112 Anne de Montet
LA TRAVERSÉE
Poèmes 1965 – 2006
Immagine di copertina:
Italo Valenti, Traghetto, china 1980
Anne de Montet est née en 1912 au bord du lac Léman. Elle fait des études de peinture à Paris, puis s’établit comme photographe à Zürich, jusqu’au début de la guerre. Dès 1942, elle fonde, avec Werner Graeff, la « Fotoschule Locarno » qui offre aux réfugiés des cours rapides de réadaptation professionnelle. Elle écrit des contes pour enfants, des sujets de ballets et des poésies.
Anne de Montet, veuve du peintre Italo Valenti, est décédée en 2009.
Coq de bruyère
1965
Coq de bruyère
le matin chante !
un nuage touche midi ;
le soir appelle nos songes.
*
Les magiciennes
1977
C’était toujours quand on les attendait le moins
qu’elles revenaient demeurer avec nous.
Le jour, elle s’annonçaient par la douleur d’une côte,
par des pieds froids et par les galops du cœur.
Dans la nuit, des lueurs vagabondes nous faisaient
entrevoir la forme de leur voile d’ombre,
l’austère autorité de leur groupe pensif.
On savait alors, par expérience, à quoi s’en tenir.
Elles demandaient de passer de chez nous sur une autre rive
et auraient campé dans notre compagnie
jusqu’à l’arrivée du bac.
Encore fallait-il trouver la voie d’eau, souvent encore invisible,
l’embarcation maniable pour nos modestes forces
et l’endroit propice où le courant ne risquait pas
de nous entraîner vers les rapides.
Autrefois, elles amenaient un chien,
parfois même deux ou trois:
« les chiens de la lune »,
comme nous les avions nommés.
Aujourd’hui elles reviennent sans leurs bêtes.

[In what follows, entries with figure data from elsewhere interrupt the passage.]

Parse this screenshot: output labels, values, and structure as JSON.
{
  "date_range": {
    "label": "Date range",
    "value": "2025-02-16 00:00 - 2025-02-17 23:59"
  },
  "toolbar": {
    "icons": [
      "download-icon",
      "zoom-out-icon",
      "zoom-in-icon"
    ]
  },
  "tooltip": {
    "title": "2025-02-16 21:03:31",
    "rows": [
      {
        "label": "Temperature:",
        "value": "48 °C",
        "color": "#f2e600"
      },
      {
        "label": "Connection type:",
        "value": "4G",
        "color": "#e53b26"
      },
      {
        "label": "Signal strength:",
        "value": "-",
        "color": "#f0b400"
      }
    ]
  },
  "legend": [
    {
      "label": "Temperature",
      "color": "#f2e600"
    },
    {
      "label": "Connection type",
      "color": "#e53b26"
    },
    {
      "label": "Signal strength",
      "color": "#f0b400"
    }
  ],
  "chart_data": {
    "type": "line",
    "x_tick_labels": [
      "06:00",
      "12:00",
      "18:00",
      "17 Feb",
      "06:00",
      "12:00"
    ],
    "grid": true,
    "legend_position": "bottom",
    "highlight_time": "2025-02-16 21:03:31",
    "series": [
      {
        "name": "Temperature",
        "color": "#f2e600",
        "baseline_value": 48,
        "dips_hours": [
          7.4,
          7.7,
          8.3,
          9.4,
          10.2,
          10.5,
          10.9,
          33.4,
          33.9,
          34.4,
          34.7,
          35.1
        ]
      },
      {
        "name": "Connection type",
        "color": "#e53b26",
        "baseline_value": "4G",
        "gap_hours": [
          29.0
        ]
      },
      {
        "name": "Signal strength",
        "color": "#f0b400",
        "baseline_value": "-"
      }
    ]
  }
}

Ont-elles vieilli ? Ont-elles besoin de solitude
et de recueillement ?
Ou savent-elles qu’elles n’ont pas à se défendre,
car nous avons enfin appris à ne plus les craindre
et à les chérir.
*
Les heures
2003
Le temps avance
se rétrécit
ou s’allonge
à reculons.
Il prend son temps
le temps.
Il fait étape
à la recherche
du bon vieux temps.
Il va pêchant
tout en caprice
dans les rêves
des beaux et belles
au Bois-dormant.
Puis il s’élève
au son des cloches
qui le révèrent
vidant ses poches
de ses horloges.
En sa demeure,
il va le temps
toujours plus loin
toujours plus seul.
Dans son ennui
de solitude
il s’en revient
chez les vivants.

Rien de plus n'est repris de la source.